Let's begin with the case of two numbers $p^n$ and $q^m$ such $p$ and $q$ are prime and

$p^n\phi(p^n) = q^m\phi(q^m). \mbox{ (1)}$

Then $p$ is the largest prime dividing the left hand side of $(1)$ and $q$ is the largest prime dividing the right hand side of $(1)$. It follows $p = q.$ And so as,

$q^m\phi(q^m) = q^{2m-1}(q-1),$

It must be the case that $2m -1 = 2n -1.$ Hence, $n = m.$ It follows that the function $x \mapsto x\phi(x)$ is injective on the set of positive non-units divisible by at most $1$ prime.

Next assume that the function $x \mapsto x\phi(x)$ is injective on the set $S_k$ of positive non-units divisible by at most $k$ primes.

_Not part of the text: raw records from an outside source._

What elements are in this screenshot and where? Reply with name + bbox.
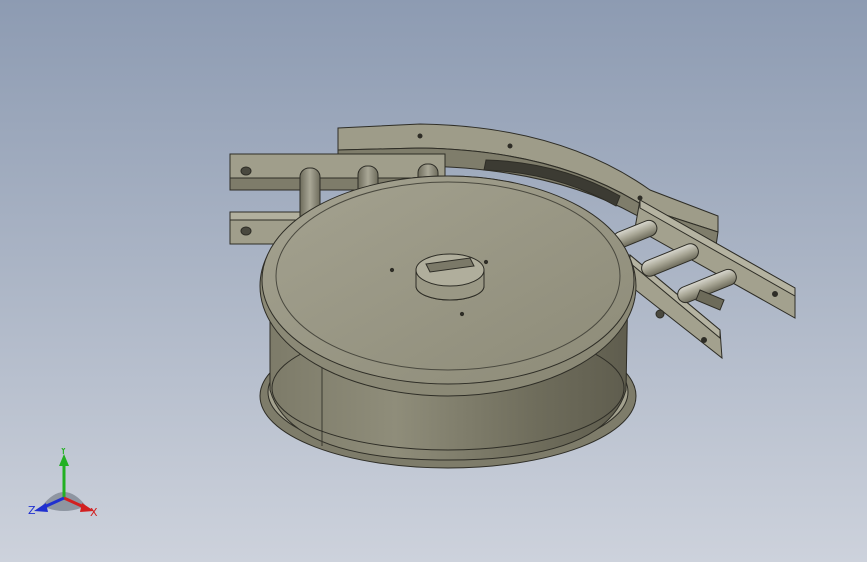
graphics-viewport[interactable]: Y X Z (0, 0, 867, 562)
model-3d-view[interactable] (0, 0, 867, 562)
center-hub (415, 253, 485, 301)
axis-triad[interactable]: Y X Z (22, 448, 112, 528)
z-axis-arrow (34, 503, 48, 512)
y-axis-label: Y (59, 448, 67, 457)
x-axis-label: X (90, 506, 98, 519)
z-axis-label: Z (28, 504, 36, 517)
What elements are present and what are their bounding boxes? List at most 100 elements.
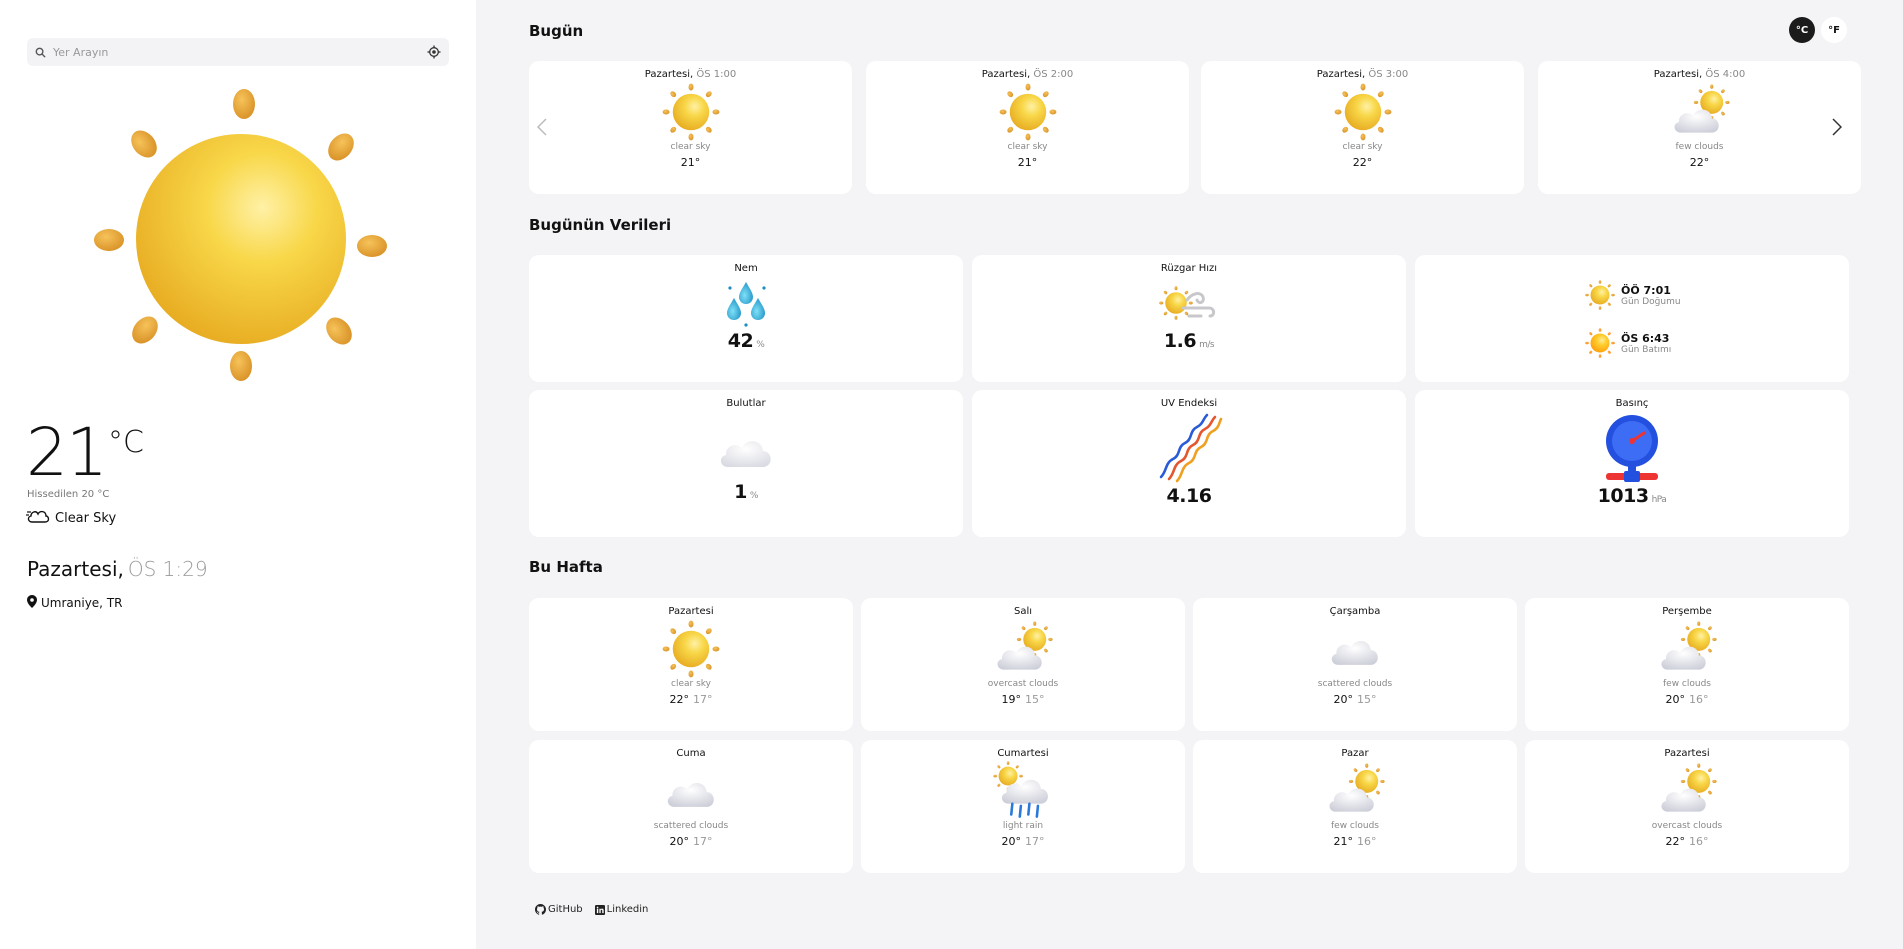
daily-high: 21° — [1333, 835, 1354, 848]
daily-day: Çarşamba — [1329, 606, 1381, 617]
footer: GitHub Linkedin — [535, 904, 648, 915]
daily-high: 22° — [669, 693, 690, 706]
highlights-heading: Bugünün Verileri — [529, 216, 672, 234]
hourly-time-label: Pazartesi, ÖS 2:00 — [982, 69, 1073, 80]
celsius-toggle[interactable]: °C — [1789, 17, 1815, 43]
github-link[interactable]: GitHub — [535, 904, 583, 915]
linkedin-link[interactable]: Linkedin — [594, 904, 649, 915]
daily-high: 20° — [1333, 693, 1354, 706]
daily-temperature: 22° 17° — [670, 693, 713, 706]
cloud-outline-icon — [26, 508, 50, 528]
search-bar — [27, 38, 449, 66]
sun-icon — [1334, 83, 1391, 141]
hourly-card: Pazartesi, ÖS 1:00 clear sky 21° — [529, 61, 852, 194]
daily-description: clear sky — [671, 679, 711, 689]
wind-unit: m/s — [1199, 340, 1215, 350]
pressure-unit: hPa — [1651, 495, 1667, 505]
daily-day: Salı — [1013, 606, 1033, 617]
daily-day: Pazar — [1341, 748, 1369, 759]
daily-description: few clouds — [1331, 821, 1379, 831]
hourly-temperature: 22° — [1689, 156, 1710, 169]
sun-cloud-icon — [1329, 763, 1385, 812]
sunset-time: ÖS 6:43 — [1621, 331, 1670, 345]
location-text: Umraniye, TR — [41, 596, 123, 610]
temperature-unit: °C — [107, 425, 144, 460]
sunset-label: Gün Batımı — [1621, 344, 1672, 355]
hourly-time: ÖS 2:00 — [1033, 69, 1074, 80]
sunset-icon — [1585, 328, 1615, 358]
daily-temperature: 22° 16° — [1666, 835, 1709, 848]
linkedin-label: Linkedin — [606, 904, 649, 915]
daily-description: scattered clouds — [1317, 679, 1393, 689]
condition-text: Clear Sky — [55, 510, 117, 526]
hourly-temperature: 21° — [680, 156, 701, 169]
current-day: Pazartesi, — [27, 557, 124, 581]
hourly-temperature: 22° — [1352, 156, 1373, 169]
pressure-value: 1013 — [1597, 485, 1649, 507]
hourly-time: ÖS 3:00 — [1368, 69, 1409, 80]
daily-high: 20° — [669, 835, 690, 848]
fahrenheit-toggle[interactable]: °F — [1821, 17, 1847, 43]
daily-day: Perşembe — [1662, 606, 1712, 617]
week-heading: Bu Hafta — [529, 558, 603, 576]
daily-temperature: 20° 15° — [1334, 693, 1377, 706]
humidity-label: Nem — [734, 263, 758, 274]
cloud-icon — [720, 441, 771, 467]
sun-icon — [662, 83, 719, 141]
temperature-value: 21 — [26, 414, 108, 491]
daily-low: 17° — [693, 835, 713, 848]
humidity-unit: % — [756, 340, 765, 350]
clouds-unit: % — [749, 491, 759, 501]
daily-day: Cuma — [676, 748, 706, 759]
humidity-value: 42 — [727, 330, 754, 352]
daily-low: 16° — [1689, 835, 1709, 848]
wind-card: Rüzgar Hızı 1.6 m/s — [972, 255, 1406, 382]
locate-icon[interactable] — [419, 38, 449, 66]
hourly-description: clear sky — [670, 142, 711, 152]
hourly-time-label: Pazartesi, ÖS 3:00 — [1317, 69, 1408, 80]
next-arrow-icon[interactable] — [1827, 112, 1847, 142]
daily-day: Cumartesi — [997, 748, 1049, 759]
hourly-time: ÖS 1:00 — [696, 69, 737, 80]
uv-card: UV Endeksi 4.16 — [972, 390, 1406, 537]
sunrise-time: ÖÖ 7:01 — [1621, 283, 1671, 297]
hourly-time: ÖS 4:00 — [1705, 69, 1746, 80]
clouds-label: Bulutlar — [726, 398, 766, 409]
daily-temperature: 20° 17° — [1002, 835, 1045, 848]
search-input[interactable] — [53, 45, 419, 59]
hourly-day: Pazartesi, — [1316, 69, 1366, 80]
uv-value: 4.16 — [1166, 485, 1212, 507]
humidity-card: Nem 42% — [529, 255, 963, 382]
daily-card: Cumartesi light rain 20° 17° — [861, 740, 1185, 873]
daily-description: few clouds — [1663, 679, 1711, 689]
daily-low: 17° — [1025, 835, 1045, 848]
daily-high: 22° — [1665, 835, 1686, 848]
cloud-icon — [1331, 640, 1378, 665]
current-time: ÖS 1:29 — [127, 557, 208, 581]
cloud-icon — [667, 782, 714, 807]
wind-label: Rüzgar Hızı — [1160, 263, 1218, 274]
daily-card: Cuma scattered clouds 20° 17° — [529, 740, 853, 873]
clouds-value: 1 — [734, 481, 747, 503]
sunrise-icon — [1585, 280, 1615, 310]
hourly-card: Pazartesi, ÖS 3:00 clear sky 22° — [1201, 61, 1524, 194]
daily-description: overcast clouds — [1651, 821, 1723, 831]
clouds-card: Bulutlar 1% — [529, 390, 963, 537]
daily-description: scattered clouds — [653, 821, 729, 831]
hourly-day: Pazartesi, — [644, 69, 694, 80]
hourly-time-label: Pazartesi, ÖS 4:00 — [1654, 69, 1745, 80]
daily-card: Salı overcast clouds 19° 15° — [861, 598, 1185, 731]
hourly-time-label: Pazartesi, ÖS 1:00 — [645, 69, 736, 80]
water-drops-icon — [727, 282, 766, 327]
today-heading: Bugün — [529, 22, 584, 40]
daily-low: 16° — [1357, 835, 1377, 848]
daily-high: 19° — [1001, 693, 1022, 706]
pressure-card: Basınç 1013 hPa — [1415, 390, 1849, 537]
daily-temperature: 19° 15° — [1002, 693, 1045, 706]
daily-card: Pazar few clouds 21° 16° — [1193, 740, 1517, 873]
prev-arrow-icon[interactable] — [532, 112, 552, 142]
search-icon — [27, 47, 53, 58]
current-datetime: Pazartesi, ÖS 1:29 — [27, 557, 208, 581]
hourly-day: Pazartesi, — [981, 69, 1031, 80]
hourly-description: clear sky — [1342, 142, 1383, 152]
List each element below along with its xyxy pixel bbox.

Let $x,y$ be positive non-units divisible by at most $k +1$ primes such that $x\phi(x) = y\phi(y).$ Then $x = x_0p^n$ and $y= y_0q^m$ where $x_0,y_0 \in S_k,$ $p$ and $q$ are the largest primes dividing $x$ and $y,$ respectively, and $(x_0,p) = 1 =(y_0, q).$ Hence, $p$ and $q$ are the largest primes dividing $x\phi(x)$ and $y\phi(y);$ it follows $p =q.$

Hence,

\begin{align*} x_0\phi(x_0)q^{2n -1}(q-1) & = x_0\phi(x_0)q^n\phi(q^n) \\&= x_0q^n\phi(x_0q^n) \\&= x\phi(x) \\&= y\phi(y) \\&= y_0\phi(y_0)q^{2m -1}(q-1). \end{align*}

As any prime dividing $x_0$ or $y_0$ is strictly less than $q,$ the prime $q$ does not divide $x_0\phi(x_0)$ or $y_0\phi(y_0).$ It follows that the exponent of $q$ on both sides of the equality is $2m -1 = 2n -1.$ Hence, $n = m.$ Dividing both sides by $q^n\phi(q^n).$ We obtain $x_0\phi(x_0) = y_0\phi(y_0)$ which implies $x_0 = y_0$ by the induction hypothesis. It follows

$x = x_0p^n = y_0q^m = y,$

and the claim follows by induction.